# Building Pipelines: Exercise
## Instructions
### Objective
- Create a machine learning pipeline using the tools you've been introduced to (Pipelines, ColumnTransformer, ML Models).
- Fit this Pipeline on a dataset and get predictions.

### Requirements
- You must perform a **train-test-split** on your data.
- Your final pipeline must use the following tools:

    1. Simple Imputer
    2. Standard Scaler and/or Min-Max Scaler
    3. One Hot Encoder
    3. Label Encoder
    4. Pipeline(s)
    5. Column Transformer
    6. One of the classifier models you've been introduced to.

---

### Tips (if you're stuck)
<a href='#hints'>Step-by-Step Outline</a>

# Don't touch this part!

In [None]:
# Nothing to see here...keep scrolling.
import numpy as np
import pandas as pd
from sklearn.datasets import make_blobs
from sklearn.preprocessing import MinMaxScaler
from sklearn import set_config

set_config(display='diagram')

# I won't comment on this function for the sake of the goal of the exercise.
def make_me_a_classification_dataset():
    """Don't touch this code - that's cheating! :)"""
    
    np.random.seed(51)
    X, y = make_blobs(
        n_samples=10_000,
        n_features=12,
        cluster_std=2,
        centers=3,
        random_state=51
        )
    
    df = pd.DataFrame(
        np.concatenate([X, y.reshape(-1, 1)], axis=1),
        columns=[f'f{n}' for n in range(1, 13)] + ['target']
        )
    
    ranges_lst = [(np.random.randint(67), np.random.randint(100)) 
                  for _ in range(9)]
    random_cols = np.random.choice(df.columns[:-1], size=9, replace=False)
    for rng, col in zip(ranges_lst, random_cols):
        m, n = sorted(rng)
        scaler = MinMaxScaler(feature_range=(m, n))
        new_vals = scaler.fit_transform(df[col].values.reshape(-1, 1))
        df[col] = np.round(new_vals, 2)
        del scaler
        
    labels_lst =[
        ['very low', 'low', 'high', 'very high'],
        ['slow', 'med', 'fast', 'extreme'],
        ['low', 'high']
    ]
    for labels, col in zip(labels_lst, 
                           [c for c in df.columns if c not in random_cols]):
        df[col] = pd.qcut(
            df[col], len(labels), labels=labels, duplicates='drop')
    
    df['target'] = df['target'].map(
        {0.0: 'Basset Hound', 1.0: 'Pit-bull', 2.0:'Chihuahua'})
    
    missing = [
        (np.random.randint(1000), 
         np.random.choice(df.columns[:-1])) 
        for _ in range(750)
    ]
    for a, b in missing:
        df.loc[a, b] = np.nan
    
    return df

# Your Work Here!

In [None]:
# Imports.


In [None]:
# Loading data.
df = make_me_a_classification_dataset()

<a id='hints'></a>
# *Hints*

1. Get a high-level picture of your data.
    - *Columns, data-types, missing values, etc.*
    
    
2. Train-Test-Split.


3. Create and fit a **Label Encoder** on the `target` (this step is acceptable to perform outside the Pipelines).
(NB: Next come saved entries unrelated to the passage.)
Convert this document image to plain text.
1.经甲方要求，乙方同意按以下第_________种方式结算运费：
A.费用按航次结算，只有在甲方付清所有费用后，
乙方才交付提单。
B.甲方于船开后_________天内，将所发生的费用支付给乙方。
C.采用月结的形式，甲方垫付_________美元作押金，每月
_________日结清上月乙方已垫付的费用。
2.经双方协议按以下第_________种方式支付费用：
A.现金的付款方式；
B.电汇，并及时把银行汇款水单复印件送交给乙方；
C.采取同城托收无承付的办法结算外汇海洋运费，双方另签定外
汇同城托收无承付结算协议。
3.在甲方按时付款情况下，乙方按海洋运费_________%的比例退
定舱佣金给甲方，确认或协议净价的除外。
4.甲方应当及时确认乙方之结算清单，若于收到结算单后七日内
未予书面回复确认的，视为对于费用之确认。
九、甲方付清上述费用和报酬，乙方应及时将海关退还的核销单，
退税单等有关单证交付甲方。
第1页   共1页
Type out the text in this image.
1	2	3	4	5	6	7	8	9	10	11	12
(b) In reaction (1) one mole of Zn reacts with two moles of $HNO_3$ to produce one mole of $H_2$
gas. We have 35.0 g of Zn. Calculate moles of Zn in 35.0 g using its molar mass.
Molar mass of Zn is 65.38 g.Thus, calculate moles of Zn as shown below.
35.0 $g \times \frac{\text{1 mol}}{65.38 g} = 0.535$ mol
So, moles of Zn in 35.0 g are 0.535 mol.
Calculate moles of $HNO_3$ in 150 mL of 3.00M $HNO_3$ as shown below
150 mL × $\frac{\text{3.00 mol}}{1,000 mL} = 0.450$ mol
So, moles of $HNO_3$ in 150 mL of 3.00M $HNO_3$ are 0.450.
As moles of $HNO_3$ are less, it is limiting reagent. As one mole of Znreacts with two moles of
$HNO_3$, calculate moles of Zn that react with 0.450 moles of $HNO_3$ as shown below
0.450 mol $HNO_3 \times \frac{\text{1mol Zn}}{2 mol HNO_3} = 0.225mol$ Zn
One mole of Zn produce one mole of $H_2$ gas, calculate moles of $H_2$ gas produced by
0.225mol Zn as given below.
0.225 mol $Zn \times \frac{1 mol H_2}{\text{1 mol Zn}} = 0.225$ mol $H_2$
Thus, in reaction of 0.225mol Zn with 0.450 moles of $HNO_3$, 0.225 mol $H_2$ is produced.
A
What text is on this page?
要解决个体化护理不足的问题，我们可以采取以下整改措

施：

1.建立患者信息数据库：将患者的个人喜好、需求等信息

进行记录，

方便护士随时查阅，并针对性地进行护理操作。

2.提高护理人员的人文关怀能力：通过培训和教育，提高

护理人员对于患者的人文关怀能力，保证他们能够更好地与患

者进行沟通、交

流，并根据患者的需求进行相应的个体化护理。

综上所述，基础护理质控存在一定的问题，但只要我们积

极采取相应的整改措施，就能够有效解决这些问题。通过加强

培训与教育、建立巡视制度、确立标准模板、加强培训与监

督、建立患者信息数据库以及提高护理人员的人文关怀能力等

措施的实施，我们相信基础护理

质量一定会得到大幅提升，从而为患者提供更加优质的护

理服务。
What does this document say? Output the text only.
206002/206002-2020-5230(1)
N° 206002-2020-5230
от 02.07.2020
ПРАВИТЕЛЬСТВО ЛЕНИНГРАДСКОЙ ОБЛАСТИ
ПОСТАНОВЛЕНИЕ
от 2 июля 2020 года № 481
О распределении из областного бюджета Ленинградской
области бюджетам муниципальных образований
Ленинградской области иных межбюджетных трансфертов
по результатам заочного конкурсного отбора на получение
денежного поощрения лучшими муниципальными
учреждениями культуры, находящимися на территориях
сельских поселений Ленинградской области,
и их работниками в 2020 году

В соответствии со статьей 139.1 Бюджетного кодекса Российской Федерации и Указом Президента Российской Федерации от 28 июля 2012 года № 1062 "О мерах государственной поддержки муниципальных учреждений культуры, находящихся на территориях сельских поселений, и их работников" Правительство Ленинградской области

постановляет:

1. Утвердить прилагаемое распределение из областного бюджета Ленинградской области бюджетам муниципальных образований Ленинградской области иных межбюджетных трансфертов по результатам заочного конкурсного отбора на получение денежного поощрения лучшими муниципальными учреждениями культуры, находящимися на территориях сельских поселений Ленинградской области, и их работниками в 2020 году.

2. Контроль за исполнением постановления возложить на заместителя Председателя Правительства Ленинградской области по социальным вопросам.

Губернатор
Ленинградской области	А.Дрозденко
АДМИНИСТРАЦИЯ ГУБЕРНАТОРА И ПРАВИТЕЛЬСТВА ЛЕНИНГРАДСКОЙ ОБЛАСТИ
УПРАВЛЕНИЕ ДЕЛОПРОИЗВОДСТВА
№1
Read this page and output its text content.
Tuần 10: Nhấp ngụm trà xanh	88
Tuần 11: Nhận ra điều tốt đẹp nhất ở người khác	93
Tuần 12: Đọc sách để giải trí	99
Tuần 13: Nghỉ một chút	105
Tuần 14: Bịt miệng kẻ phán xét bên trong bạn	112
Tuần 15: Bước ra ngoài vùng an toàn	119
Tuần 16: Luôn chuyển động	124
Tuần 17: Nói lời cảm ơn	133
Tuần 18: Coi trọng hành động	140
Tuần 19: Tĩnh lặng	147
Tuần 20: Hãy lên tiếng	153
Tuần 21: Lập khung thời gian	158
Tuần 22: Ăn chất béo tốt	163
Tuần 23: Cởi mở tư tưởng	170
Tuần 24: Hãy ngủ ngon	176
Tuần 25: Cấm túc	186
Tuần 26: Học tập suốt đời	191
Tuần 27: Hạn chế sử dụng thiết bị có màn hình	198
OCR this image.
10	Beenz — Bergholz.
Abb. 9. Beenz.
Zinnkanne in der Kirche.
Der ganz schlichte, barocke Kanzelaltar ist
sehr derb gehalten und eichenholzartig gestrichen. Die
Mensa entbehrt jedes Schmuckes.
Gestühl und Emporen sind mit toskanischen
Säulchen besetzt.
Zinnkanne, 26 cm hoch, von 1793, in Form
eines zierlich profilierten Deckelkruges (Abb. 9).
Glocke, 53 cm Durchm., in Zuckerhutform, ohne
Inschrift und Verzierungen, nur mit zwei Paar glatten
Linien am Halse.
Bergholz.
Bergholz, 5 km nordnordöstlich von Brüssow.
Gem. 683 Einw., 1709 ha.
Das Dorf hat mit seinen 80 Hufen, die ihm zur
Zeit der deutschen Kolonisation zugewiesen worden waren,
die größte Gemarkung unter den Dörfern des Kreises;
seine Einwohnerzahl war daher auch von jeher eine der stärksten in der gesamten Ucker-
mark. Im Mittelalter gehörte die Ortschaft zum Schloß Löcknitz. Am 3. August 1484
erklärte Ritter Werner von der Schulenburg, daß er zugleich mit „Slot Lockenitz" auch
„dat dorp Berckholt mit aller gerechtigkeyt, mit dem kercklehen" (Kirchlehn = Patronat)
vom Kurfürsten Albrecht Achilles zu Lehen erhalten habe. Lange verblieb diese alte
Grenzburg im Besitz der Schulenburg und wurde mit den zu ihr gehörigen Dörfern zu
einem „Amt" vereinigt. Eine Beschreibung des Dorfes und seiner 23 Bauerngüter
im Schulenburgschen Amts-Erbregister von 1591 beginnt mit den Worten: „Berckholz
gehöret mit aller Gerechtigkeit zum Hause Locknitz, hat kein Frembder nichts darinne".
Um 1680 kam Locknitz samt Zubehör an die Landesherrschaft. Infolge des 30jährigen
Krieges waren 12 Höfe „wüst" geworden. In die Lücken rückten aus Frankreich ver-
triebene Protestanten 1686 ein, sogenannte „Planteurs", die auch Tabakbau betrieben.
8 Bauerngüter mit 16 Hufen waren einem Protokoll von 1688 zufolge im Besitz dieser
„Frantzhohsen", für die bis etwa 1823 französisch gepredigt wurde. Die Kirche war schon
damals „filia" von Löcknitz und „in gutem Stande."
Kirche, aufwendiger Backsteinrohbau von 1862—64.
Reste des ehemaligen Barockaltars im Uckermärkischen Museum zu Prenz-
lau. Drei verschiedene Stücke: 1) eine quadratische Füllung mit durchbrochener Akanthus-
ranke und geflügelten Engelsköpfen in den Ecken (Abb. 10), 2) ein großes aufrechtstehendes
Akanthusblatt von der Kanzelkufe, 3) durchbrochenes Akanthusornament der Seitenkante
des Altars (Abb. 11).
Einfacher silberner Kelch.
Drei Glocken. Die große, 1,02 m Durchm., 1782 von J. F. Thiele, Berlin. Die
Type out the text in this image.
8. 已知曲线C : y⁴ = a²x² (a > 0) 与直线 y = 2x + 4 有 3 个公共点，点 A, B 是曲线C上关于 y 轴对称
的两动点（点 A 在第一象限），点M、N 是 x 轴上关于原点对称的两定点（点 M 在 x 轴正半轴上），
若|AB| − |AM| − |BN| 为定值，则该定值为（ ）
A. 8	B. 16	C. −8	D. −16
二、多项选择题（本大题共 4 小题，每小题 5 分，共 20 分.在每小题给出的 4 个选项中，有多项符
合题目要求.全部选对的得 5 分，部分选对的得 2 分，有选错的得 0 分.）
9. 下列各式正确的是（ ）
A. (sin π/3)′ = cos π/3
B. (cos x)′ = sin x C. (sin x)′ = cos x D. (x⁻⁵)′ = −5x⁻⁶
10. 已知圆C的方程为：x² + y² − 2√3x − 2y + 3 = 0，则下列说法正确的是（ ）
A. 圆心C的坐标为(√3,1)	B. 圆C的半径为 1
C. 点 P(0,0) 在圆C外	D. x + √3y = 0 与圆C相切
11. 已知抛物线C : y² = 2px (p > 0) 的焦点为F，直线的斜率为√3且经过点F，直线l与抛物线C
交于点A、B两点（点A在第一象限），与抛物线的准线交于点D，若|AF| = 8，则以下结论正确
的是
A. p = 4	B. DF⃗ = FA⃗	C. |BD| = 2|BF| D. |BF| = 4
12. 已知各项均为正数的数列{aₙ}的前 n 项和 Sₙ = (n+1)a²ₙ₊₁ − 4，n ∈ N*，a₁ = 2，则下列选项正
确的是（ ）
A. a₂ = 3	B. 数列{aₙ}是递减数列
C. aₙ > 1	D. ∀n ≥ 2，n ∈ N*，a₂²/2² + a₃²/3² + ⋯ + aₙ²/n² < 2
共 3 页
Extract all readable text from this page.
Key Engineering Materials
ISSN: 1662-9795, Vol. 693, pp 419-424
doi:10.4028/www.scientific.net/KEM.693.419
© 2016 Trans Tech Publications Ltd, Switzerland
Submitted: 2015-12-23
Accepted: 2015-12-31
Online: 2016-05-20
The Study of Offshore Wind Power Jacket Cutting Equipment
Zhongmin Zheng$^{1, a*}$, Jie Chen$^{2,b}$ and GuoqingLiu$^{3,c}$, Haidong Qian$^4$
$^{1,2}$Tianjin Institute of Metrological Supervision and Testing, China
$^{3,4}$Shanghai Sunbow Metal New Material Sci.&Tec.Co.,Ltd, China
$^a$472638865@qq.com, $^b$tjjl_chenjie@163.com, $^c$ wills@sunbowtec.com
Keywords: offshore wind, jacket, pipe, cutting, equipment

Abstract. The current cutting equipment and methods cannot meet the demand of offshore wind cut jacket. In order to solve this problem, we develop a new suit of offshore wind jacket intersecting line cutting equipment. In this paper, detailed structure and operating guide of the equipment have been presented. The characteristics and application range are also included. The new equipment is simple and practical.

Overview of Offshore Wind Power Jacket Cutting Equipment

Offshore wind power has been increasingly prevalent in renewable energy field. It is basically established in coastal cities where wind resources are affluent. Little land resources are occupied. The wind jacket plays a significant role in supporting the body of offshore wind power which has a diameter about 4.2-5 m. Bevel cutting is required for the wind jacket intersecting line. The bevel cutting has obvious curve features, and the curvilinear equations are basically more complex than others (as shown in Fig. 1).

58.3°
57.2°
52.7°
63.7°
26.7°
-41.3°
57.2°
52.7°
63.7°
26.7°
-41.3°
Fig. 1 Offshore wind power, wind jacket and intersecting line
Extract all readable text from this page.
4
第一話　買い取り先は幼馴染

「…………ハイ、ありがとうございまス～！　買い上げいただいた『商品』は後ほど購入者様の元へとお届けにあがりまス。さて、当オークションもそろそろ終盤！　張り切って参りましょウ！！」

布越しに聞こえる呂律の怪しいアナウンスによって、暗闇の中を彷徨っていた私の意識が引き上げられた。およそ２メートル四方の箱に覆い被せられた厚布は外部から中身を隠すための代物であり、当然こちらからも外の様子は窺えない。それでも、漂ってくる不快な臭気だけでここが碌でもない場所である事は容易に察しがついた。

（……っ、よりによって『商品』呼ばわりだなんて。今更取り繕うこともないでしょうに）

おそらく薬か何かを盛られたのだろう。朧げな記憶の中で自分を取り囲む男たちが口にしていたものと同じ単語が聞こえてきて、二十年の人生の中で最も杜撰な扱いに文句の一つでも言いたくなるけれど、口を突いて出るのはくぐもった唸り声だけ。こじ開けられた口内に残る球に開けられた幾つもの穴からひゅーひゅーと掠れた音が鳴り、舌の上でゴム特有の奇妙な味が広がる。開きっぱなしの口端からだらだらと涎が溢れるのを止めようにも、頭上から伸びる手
4. Create Pipelines for each step of your preprocessing.
    - *There should be two pipelines: one for each of your numerical and categorical columns.*
        - **Imputing** 
        - **Scaling** 
        - **One-Hot-Encoding**


4. Combine Pipelines in a ColumnTransformer.


5. Create a final Pipeline which uses your ColumnTransformer and finishes with a classifier.


6. Fit your pipeline on your training data.


7. Check your model's performance with at least one metric.
    - Compare the model's performance predicting both the `train` and `test` data.